Listed Building – Grade II
- Designated: 30 December 2005
- Reference no.: 1207638

= Albion Ale House =

The Albion Ale House or The Albion is a Grade II listed public house in Conwy, North Wales. Built in 1921, it is a three-room pub with Art Nouveau decor that underwent major renovation in 2012. The Albion is jointly operated by four North Wales breweries and real ales from these breweries and other beers are served through eight hand pumps. The Albion Ale House was named the 2013 Wales Pub of the Year by the Campaign for Real Ale (CAMRA), and named one of the world's best bars by The Guardian.

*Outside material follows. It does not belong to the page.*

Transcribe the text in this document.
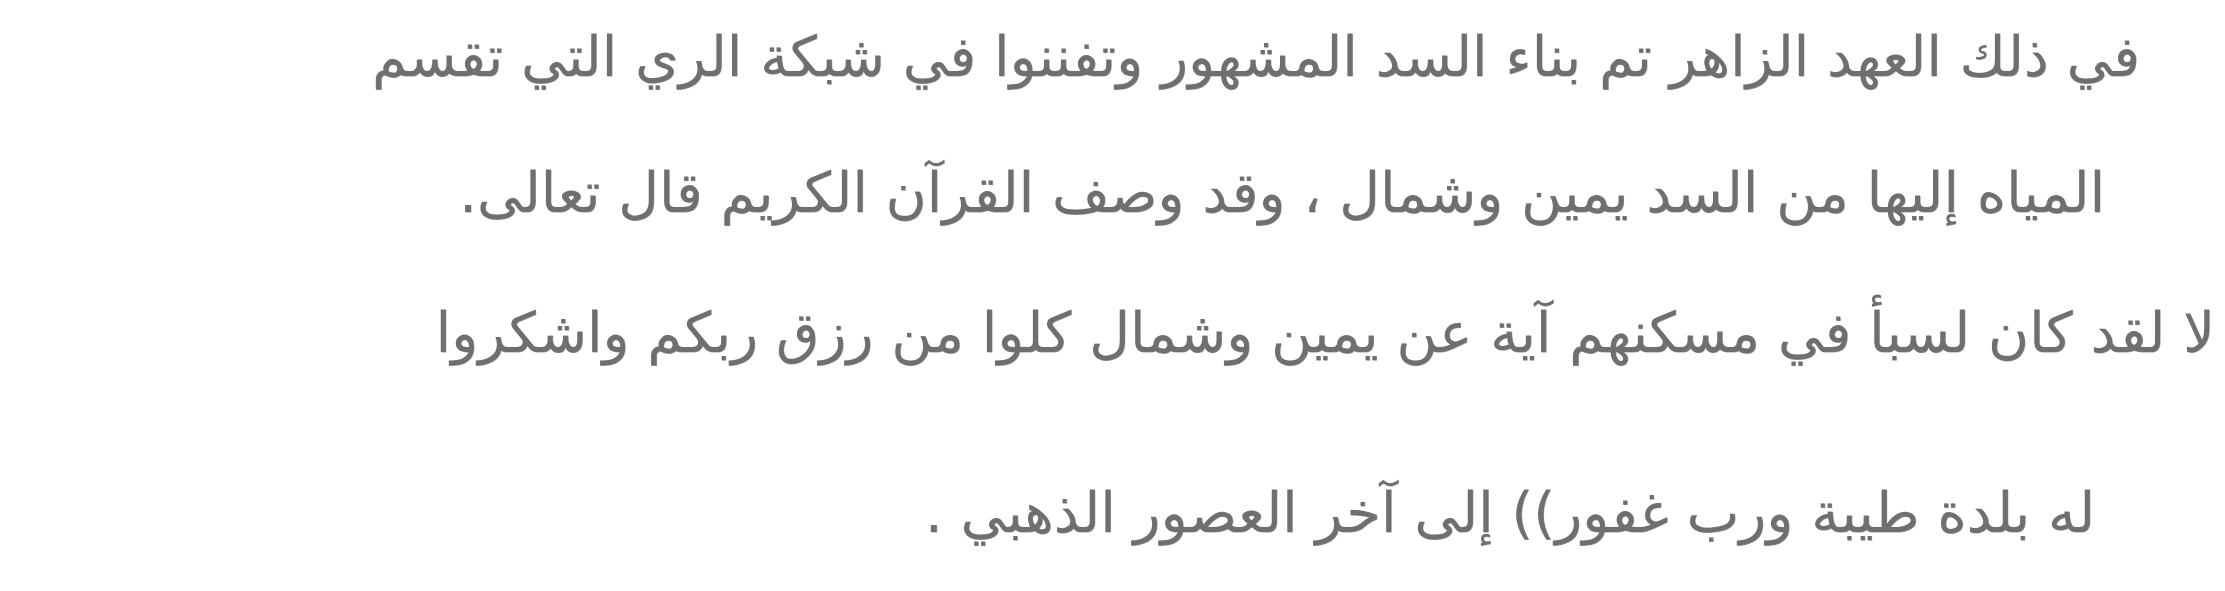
في ذلك العهد الزاهر تم بناء السد المشهور وتفننوا في شبكة الري التي تقسم
المياه إليها من السد يمين وشمال ، وقد وصف القرآن الكريم قال تعالى.
لا لقد كان لسبأ في مسكنهم آية عن يمين وشمال كلوا من رزق ربكم واشكروا
له بلدة طيبة ورب غفور)) إلى آخر العصور الذهبي .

The four breweries that co-run The Albion are Conwy Brewery of Llysfaen, Bragdy Nant of Llanrwst, Great Orme Brewery of Llandudno, and Purple Moose Brewery of Porthmadog.

== History ==
The Albion was built in 1921 on the site of a previous pub. By mid-2010 the ale house was not profitable and had fallen into disrepair. It was sold by its owner, Punch Taverns, to Arthur Ellis, a local businessman. The Albion remained closed for a year while renovation work was carried out at a total cost of £100,000. Ellis arranged for the four local breweries to co-operate in running the pub on its reopening.

The Albion Ale House reopened in February 2012. The renovated pub received the English Heritage Conservation Award in the 2014 CAMRA Pub Design Awards. The interior of the Albion appears on the cover of the Britain's Best Real Heritage Pubs guide published by CAMRA.